Ya no había nada que hacer a bordo de aquel barco. Nada que hacer sino pensar, leer, soñar; vivir solamente para uno. ¿Qué más podía desear? Mientras en el mundo engañador, odios, combates, sangre; allí paz, hermandad y una franca alegría juvenil nada fingida.

El viaje tuvo su fin a los pocos días en un puerto salmantino. Irrumpieron en su camarote tres de los cuatro hombres que días atrás le habían embarcado, despojándole de su libertad, en aquella nave. Si más explicaciones le subieron a uno de los botes amarrado a estribor. Manso y Alba, con sabido horror de lo que le ocurriría, le despidieron con una mirada desde cubierta, mirada desesperanzada ya que su final, como el de muchos pasajeros, sería el mismo.
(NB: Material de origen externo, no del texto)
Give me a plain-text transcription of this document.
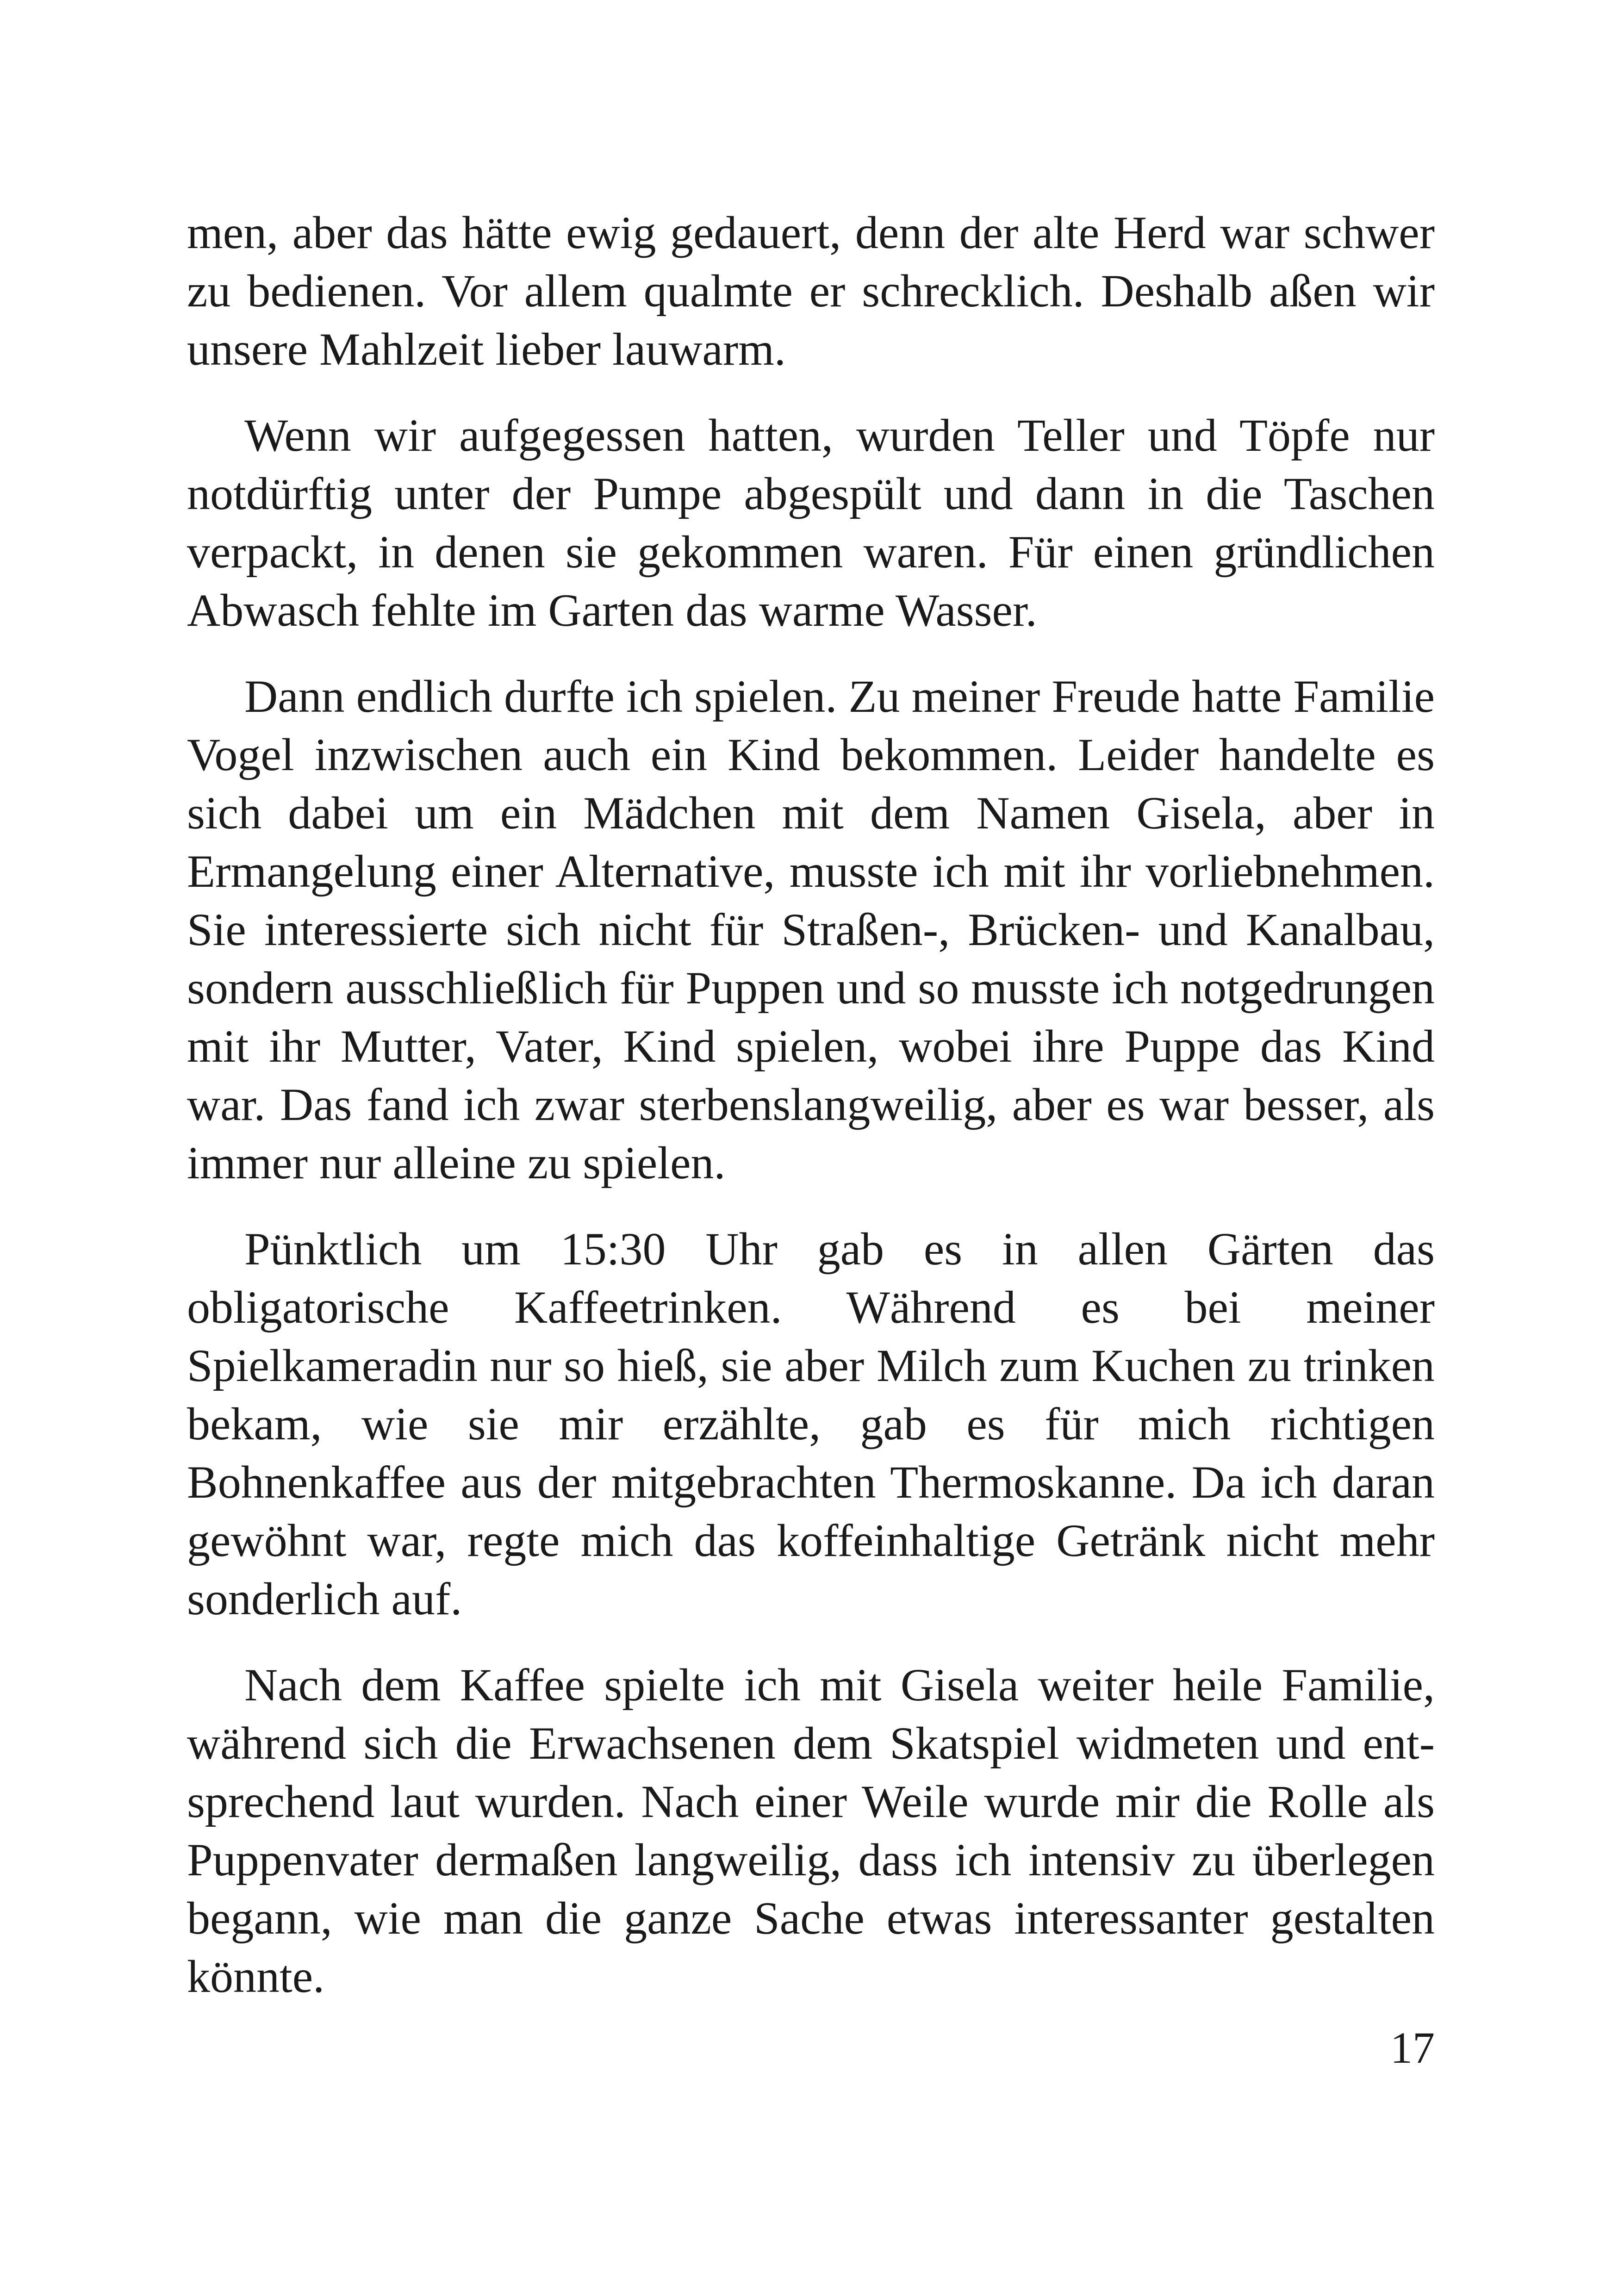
men, aber das hätte ewig gedauert, denn der alte Herd war schwer zu bedienen. Vor allem qualmte er schrecklich. Deshalb aßen wir unsere Mahlzeit lieber lauwarm.

Wenn wir aufgegessen hatten, wurden Teller und Töpfe nur notdürftig unter der Pumpe abgespült und dann in die Taschen verpackt, in denen sie gekommen waren. Für einen gründlichen Abwasch fehlte im Garten das warme Wasser.

Dann endlich durfte ich spielen. Zu meiner Freude hatte Familie Vogel inzwischen auch ein Kind bekommen. Leider handelte es sich dabei um ein Mädchen mit dem Namen Gisela, aber in Ermangelung einer Alternative, musste ich mit ihr vorliebnehmen. Sie interessierte sich nicht für Straßen-, Brücken- und Kanalbau, sondern ausschließlich für Puppen und so musste ich notgedrungen mit ihr Mutter, Vater, Kind spielen, wobei ihre Puppe das Kind war. Das fand ich zwar sterbenslangweilig, aber es war besser, als immer nur alleine zu spielen.

Pünktlich um 15:30 Uhr gab es in allen Gärten das obligatorische Kaffeetrinken. Während es bei meiner Spielkameradin nur so hieß, sie aber Milch zum Kuchen zu trinken bekam, wie sie mir erzählte, gab es für mich richtigen Bohnenkaffee aus der mitgebrachten Thermoskanne. Da ich daran gewöhnt war, regte mich das koffeinhaltige Getränk nicht mehr sonderlich auf.

Nach dem Kaffee spielte ich mit Gisela weiter heile Familie, während sich die Erwachsenen dem Skatspiel widmeten und entsprechend laut wurden. Nach einer Weile wurde mir die Rolle als Puppenvater dermaßen langweilig, dass ich intensiv zu überlegen begann, wie man die ganze Sache etwas interessanter gestalten könnte.

17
Una vez en puerto, subió a un coche conducido por un hombre que le dirigió una mirada de compasión que atravesó su alma. Una mirada que le resultó extrañamente familiar. Una mirada propia de aquellos hombres que en aquella época habían llenado de cobardía y traición sus ideales. Recordó a su buen amigo Miguel y ese fue el último pensamiento para con él que más tarde se tornó en melancolía de pasillos de Universidad.

El silencio les acompañó durante todo el viaje.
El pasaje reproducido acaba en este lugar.